IFR Review of the Year 2016
3 min read
Daniel Stanton

Holding focus

HSBC Holdings’ ¥181.8bn (US$1.8bn) triple-tranche TLAC Samurai debut overcame British political turbulence and investor uncertainty about the paper’s regulatory treatment in Japan to smash a European record for financial issuers.

Following the introduction of negative interest rates for short-term deposits with the Bank of Japan, Double A bonds lost their appeal for Japanese investors.

Bankers and issuers responded by bringing higher-yielding issuers and instruments to market, as investors showed they were willing to move selectively down the credit curve.

That meant high-rated issuers could consider marketing Tier 2 bonds or instruments eligible towards total loss absorbing capacity, balancing higher yields with additional risk, and tempting HSBC to explore issuing its first holdco deal in the Samurai market.

That trend was under way when HSBC held a non-deal roadshow in Japan in late May but it probably had little idea that Britain would vote the following month to leave the European Union, potentially slashing demand for regulatory capital from British banks.

But a ¥45bn five-year deal by Standard Chartered on September 8 showed that Japanese investors were still open to buying British bank paper, and HSBC pounced a week later, having soft-sounded from the day of StanChart’s pricing, to seize on that demand with a senior unsecured trade from its holding entity. The deal was the largest ever Samurai bond by a European financial institution.

Japan’s Financial Services Authority has yet to rule on the risk-weighting treatment of TLAC bonds, which means many bank treasuries have been reluctant to invest in the instruments until they know how much capital they will need to set against them.

That did not hurt demand for HSBC’s Samurai, which tailored its tenors to suit different types of investors.
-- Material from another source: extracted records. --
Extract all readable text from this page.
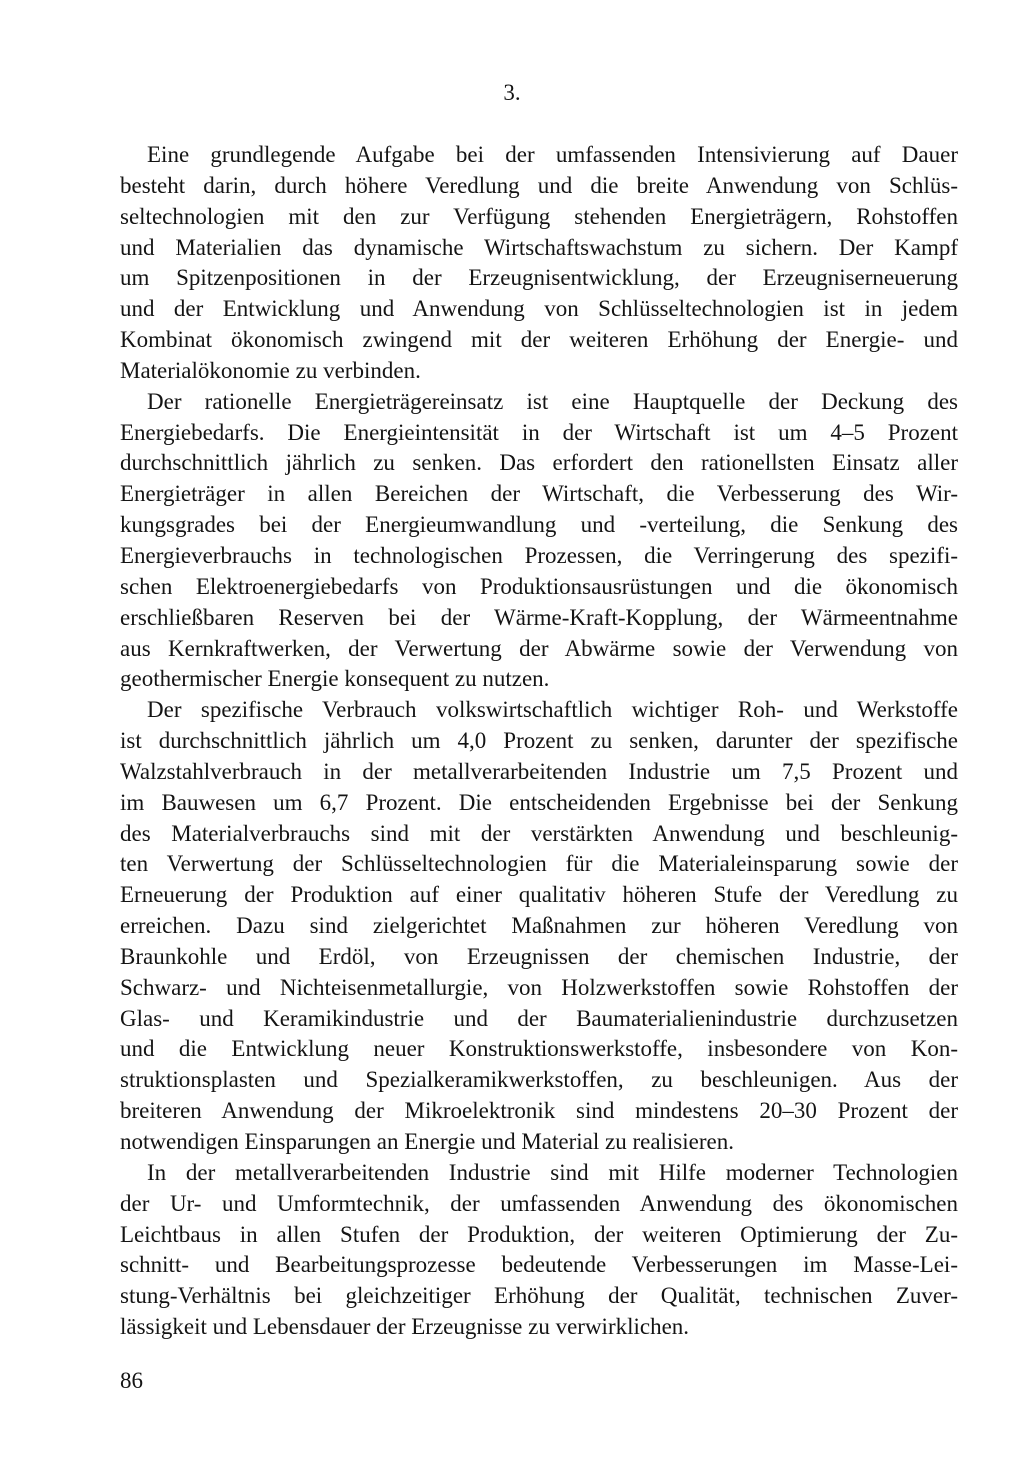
3.
Eine grundlegende Aufgabe bei der umfassenden Intensivierung auf Dauer
besteht darin, durch höhere Veredlung und die breite Anwendung von Schlüs-
seltechnologien mit den zur Verfügung stehenden Energieträgern, Rohstoffen
und Materialien das dynamische Wirtschaftswachstum zu sichern. Der Kampf
um Spitzenpositionen in der Erzeugnisentwicklung, der Erzeugniserneuerung
und der Entwicklung und Anwendung von Schlüsseltechnologien ist in jedem
Kombinat ökonomisch zwingend mit der weiteren Erhöhung der Energie- und
Materialökonomie zu verbinden.
Der rationelle Energieträgereinsatz ist eine Hauptquelle der Deckung des
Energiebedarfs. Die Energieintensität in der Wirtschaft ist um 4–5 Prozent
durchschnittlich jährlich zu senken. Das erfordert den rationellsten Einsatz aller
Energieträger in allen Bereichen der Wirtschaft, die Verbesserung des Wir-
kungsgrades bei der Energieumwandlung und -verteilung, die Senkung des
Energieverbrauchs in technologischen Prozessen, die Verringerung des spezifi-
schen Elektroenergiebedarfs von Produktionsausrüstungen und die ökonomisch
erschließbaren Reserven bei der Wärme-Kraft-Kopplung, der Wärmeentnahme
aus Kernkraftwerken, der Verwertung der Abwärme sowie der Verwendung von
geothermischer Energie konsequent zu nutzen.
Der spezifische Verbrauch volkswirtschaftlich wichtiger Roh- und Werkstoffe
ist durchschnittlich jährlich um 4,0 Prozent zu senken, darunter der spezifische
Walzstahlverbrauch in der metallverarbeitenden Industrie um 7,5 Prozent und
im Bauwesen um 6,7 Prozent. Die entscheidenden Ergebnisse bei der Senkung
des Materialverbrauchs sind mit der verstärkten Anwendung und beschleunig-
ten Verwertung der Schlüsseltechnologien für die Materialeinsparung sowie der
Erneuerung der Produktion auf einer qualitativ höheren Stufe der Veredlung zu
erreichen. Dazu sind zielgerichtet Maßnahmen zur höheren Veredlung von
Braunkohle und Erdöl, von Erzeugnissen der chemischen Industrie, der
Schwarz- und Nichteisenmetallurgie, von Holzwerkstoffen sowie Rohstoffen der
Glas- und Keramikindustrie und der Baumaterialienindustrie durchzusetzen
und die Entwicklung neuer Konstruktionswerkstoffe, insbesondere von Kon-
struktionsplasten und Spezialkeramikwerkstoffen, zu beschleunigen. Aus der
breiteren Anwendung der Mikroelektronik sind mindestens 20–30 Prozent der
notwendigen Einsparungen an Energie und Material zu realisieren.
In der metallverarbeitenden Industrie sind mit Hilfe moderner Technologien
der Ur- und Umformtechnik, der umfassenden Anwendung des ökonomischen
Leichtbaus in allen Stufen der Produktion, der weiteren Optimierung der Zu-
schnitt- und Bearbeitungsprozesse bedeutende Verbesserungen im Masse-Lei-
stung-Verhältnis bei gleichzeitiger Erhöhung der Qualität, technischen Zuver-
lässigkeit und Lebensdauer der Erzeugnisse zu verwirklichen.
86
Life insurers liked the 10-year, while asset managers and city banks showed more interest in the shorter tranches.

Large and small investors alike, including Shinkins, regional banks and other investors, rushed into the deal, resulting in a size that beat expectations.

Unusually, all three tranches had a similar size, showing that demand did not drop for the longer tenors. A ¥58.1bn five-year fixed tranche was priced at 49bp over yen offer-side swaps, a ¥59.3bn seven-year was priced at 82bp and a ¥64.4bn 10-year was priced at 107bp. Guidance had been 45bp–49bp, 79bp–84bp and 102bp–108bp, respectively.

In comparison with some other foreign issuers who had to pay a double-digit premium over their US dollar curves to issue in yen, HSBC managed to print virtually flat to its dollar curve, achieving the rare combination of size, tight pricing and investor diversification.

HSBC, Mizuho, Nomura and SMBC Nikko were joint bookrunners for the A1/A (Moody’s/S&P) rated deal.